Weight loss will also be harder for those who gained most of their weight during the first 20 weeks, rather than the second when it’s most needed by the rapidly growing baby. Increasing age and number of pregnancies are among other factors which contribute to the extra weight’s stubbornness to shift. However it goes, it won’t disappear overnight; it can be 9-12 months before that extra weight is lost.
The experiences of top celebrity mothers, seemingly able to shed weight instantly, don’t reflect the norm, and may well not be good for them. This is certainly not the time for dieting. A new mother needs all the nourishment she can obtain to fuel her demanding lifestyle and the needs of her growing baby.
Severe food restriction will deprive a mother of much-needed energy and essential vitamins and minerals. Quality, not quantity, is important now, with some activity to help burn off any extra kilojoules.
- While you are pregnant, aim for quality not quantity. Your food needs to be twice as nutritious, not twice as much.

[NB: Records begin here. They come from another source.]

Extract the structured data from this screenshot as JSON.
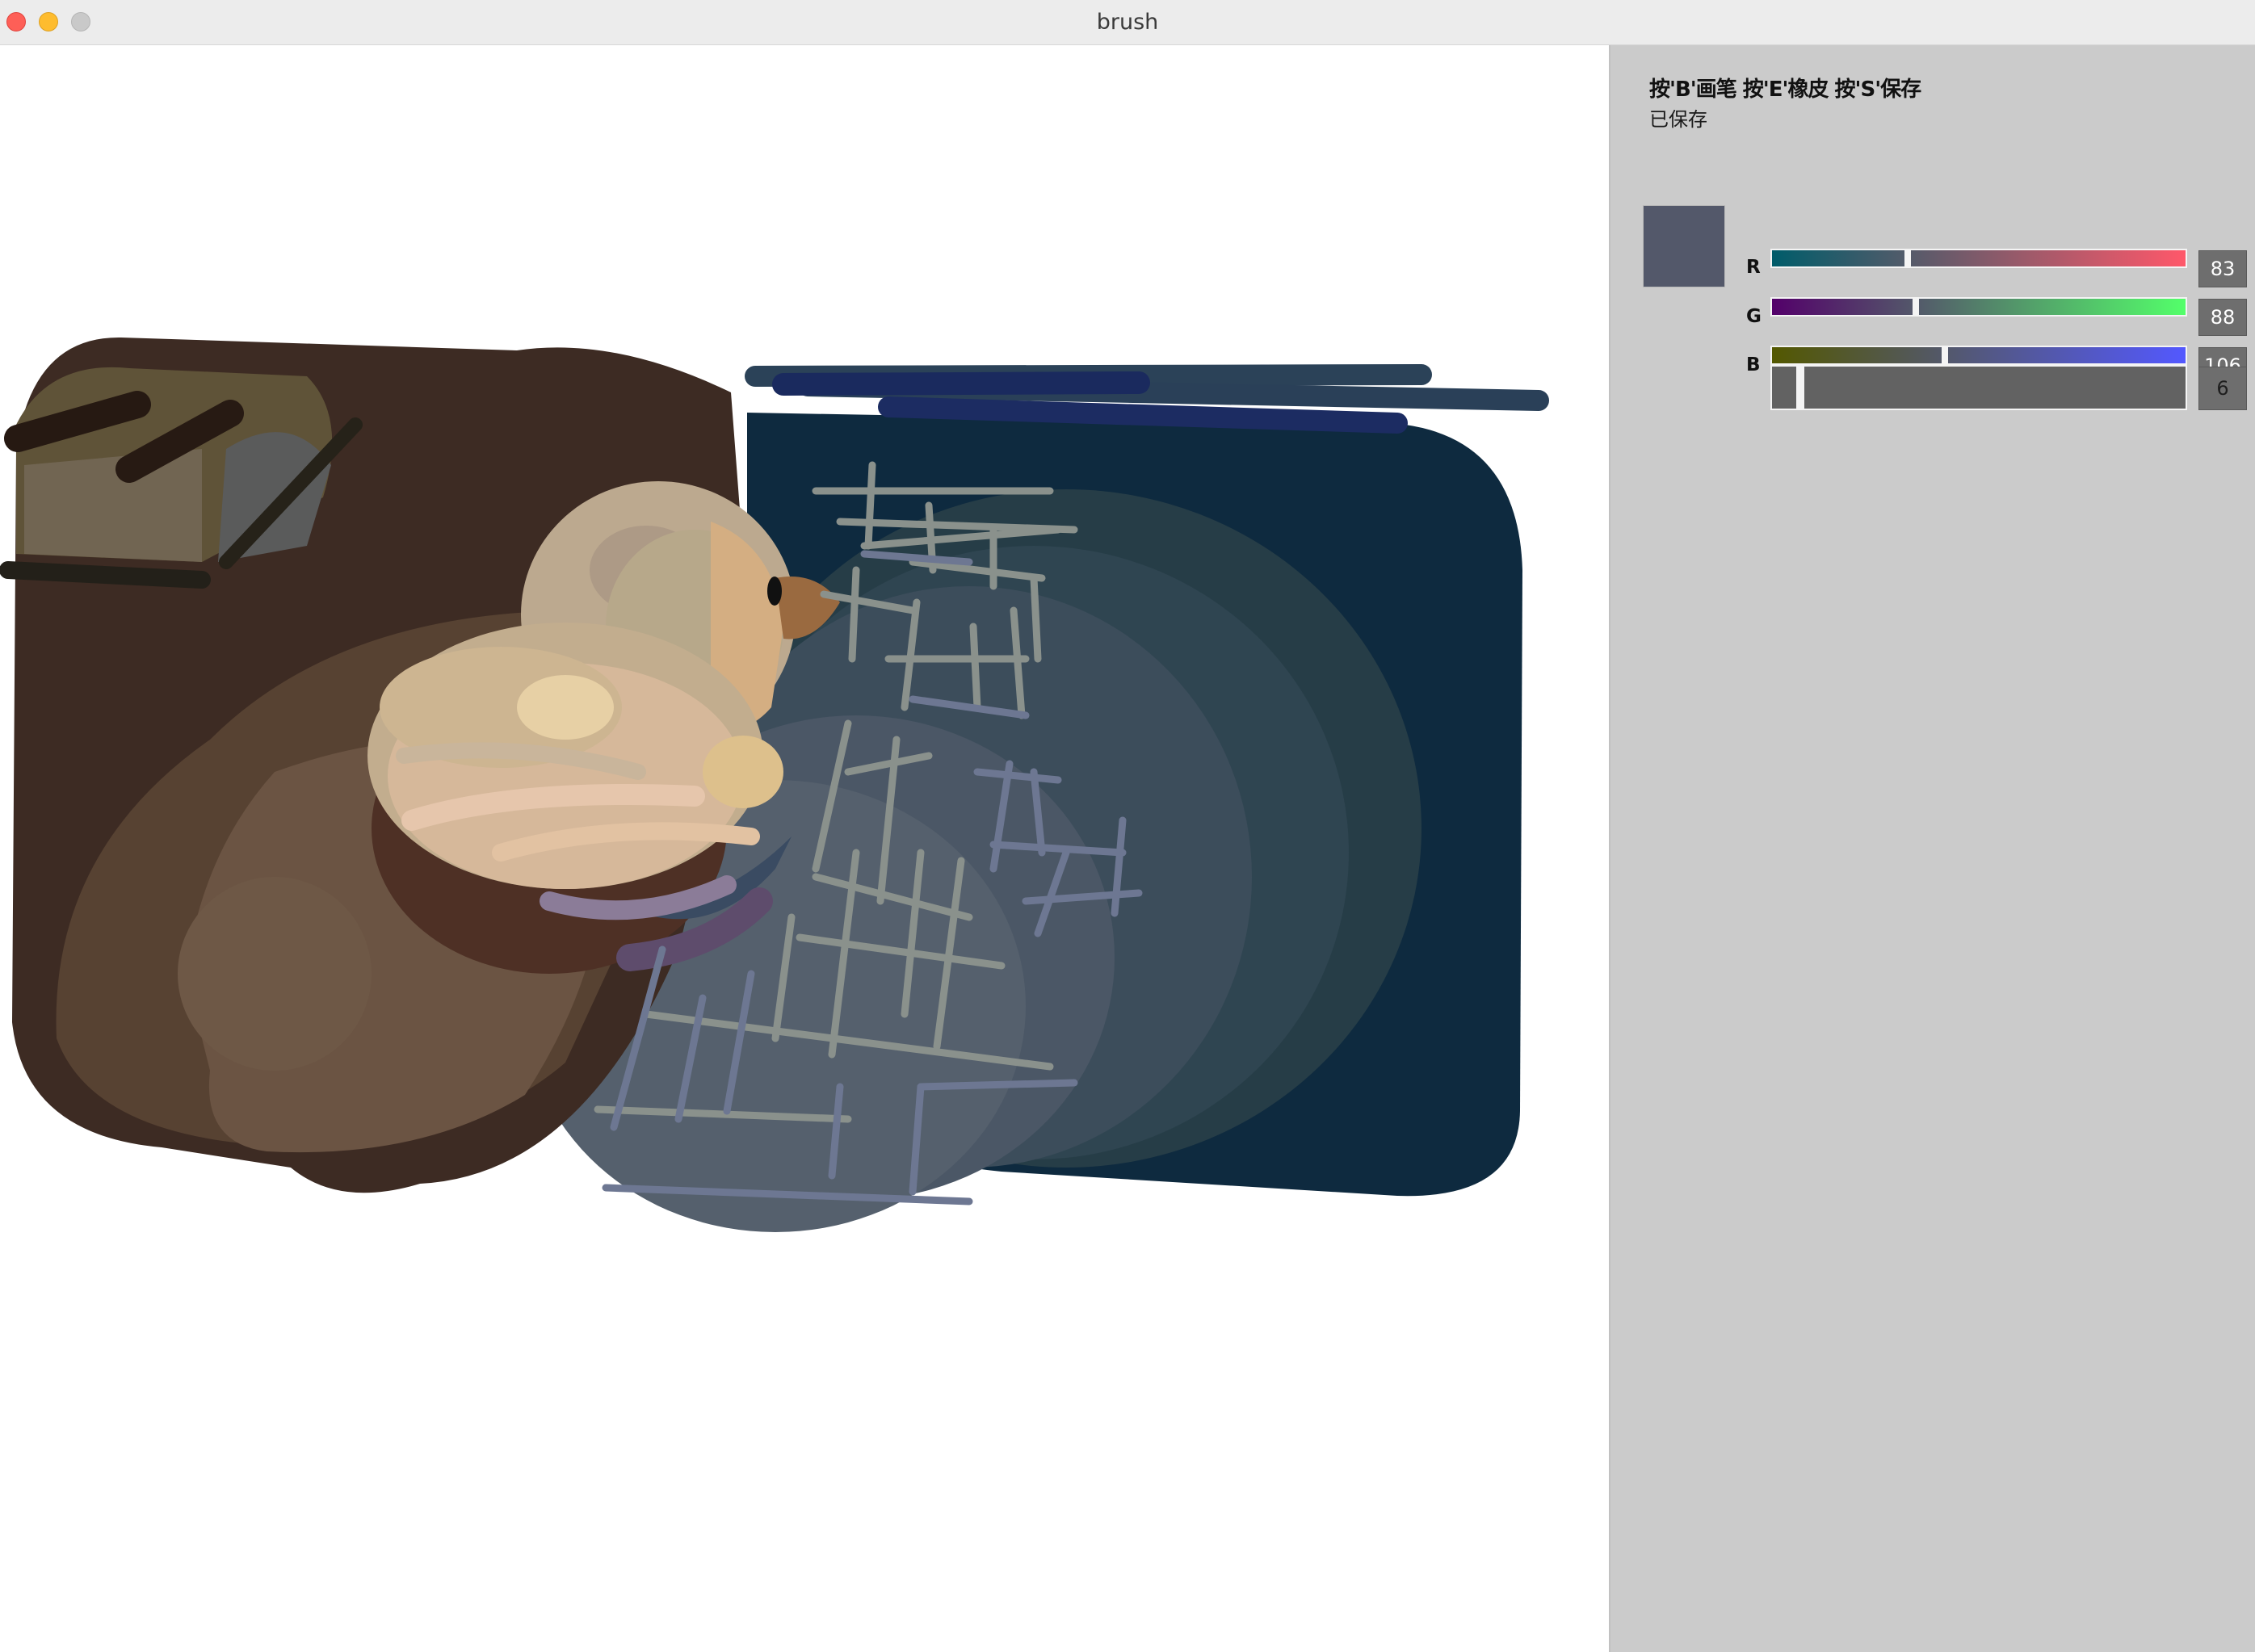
{
  "window": {
    "title": "brush"
  },
  "panel": {
    "hint": "按'B'画笔 按'E'橡皮 按'S'保存",
    "status": "已保存",
    "brush_color": "#53586a",
    "channels": [
      {
        "label": "R",
        "value": "83",
        "gradient": [
          "#005c6a",
          "#ff586a"
        ]
      },
      {
        "label": "G",
        "value": "88",
        "gradient": [
          "#5300 6a",
          "#53ff6a"
        ]
      },
      {
        "label": "B",
        "value": "106",
        "gradient": [
          "#535800",
          "#5358ff"
        ]
      }
    ],
    "brush_size": {
      "value": "6",
      "max": 100
    }
  }
}
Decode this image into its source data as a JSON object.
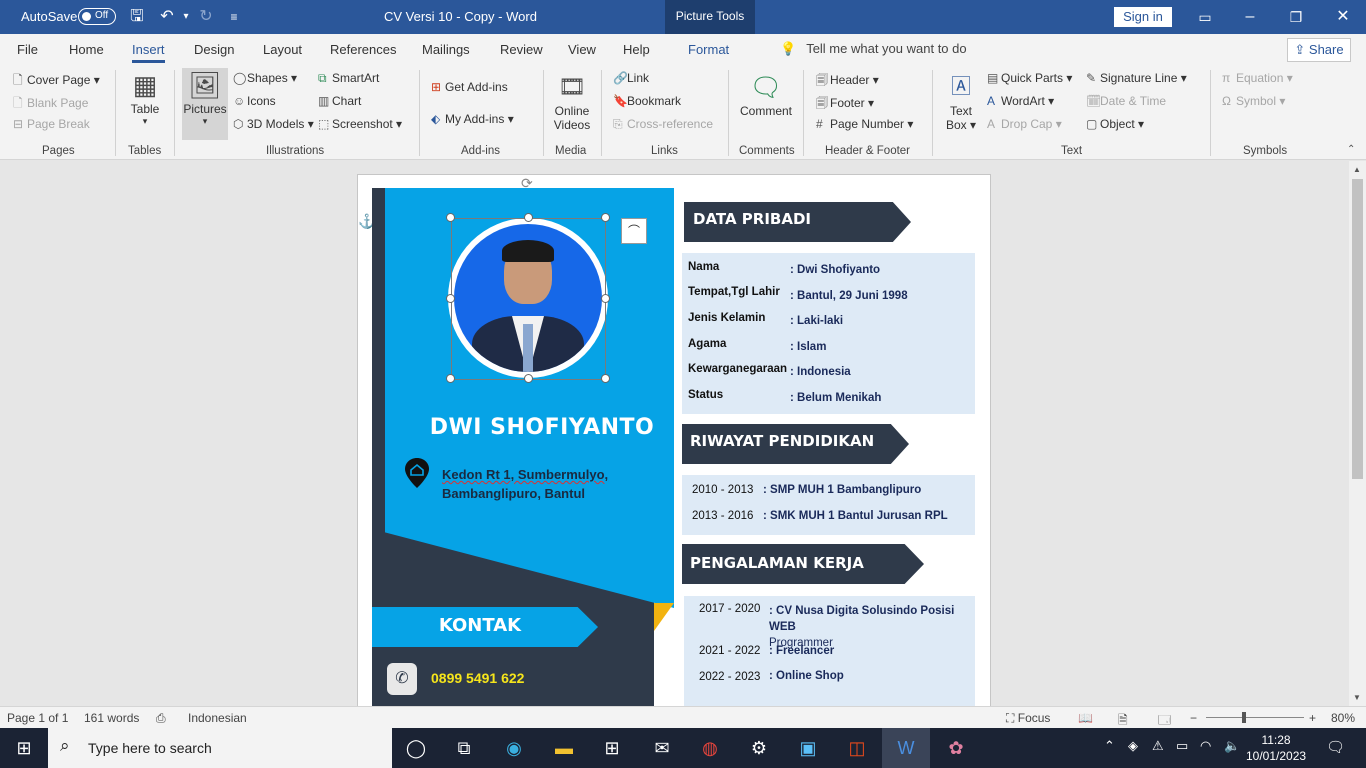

- Stay active. Many women find swimming a good activity as pregnancy progresses, being low-impact as well as beneficial.
- Once your baby arrives, try keeping easy meal options in the freezer or pantry. Individual portions of meat and fish, plus packets of frozen veg in the freezer make a quick, effortless meal together with pantry stalwarts such as pasta or rice.
- Beware of confusing hunger and thirst. If you are breastfeeding, you will need to drink plenty, so keep a jug of water to hand.
- Taking your baby out for a walk is a good workout for you, particularly pushing a buggy, and often helps a restless baby sleep.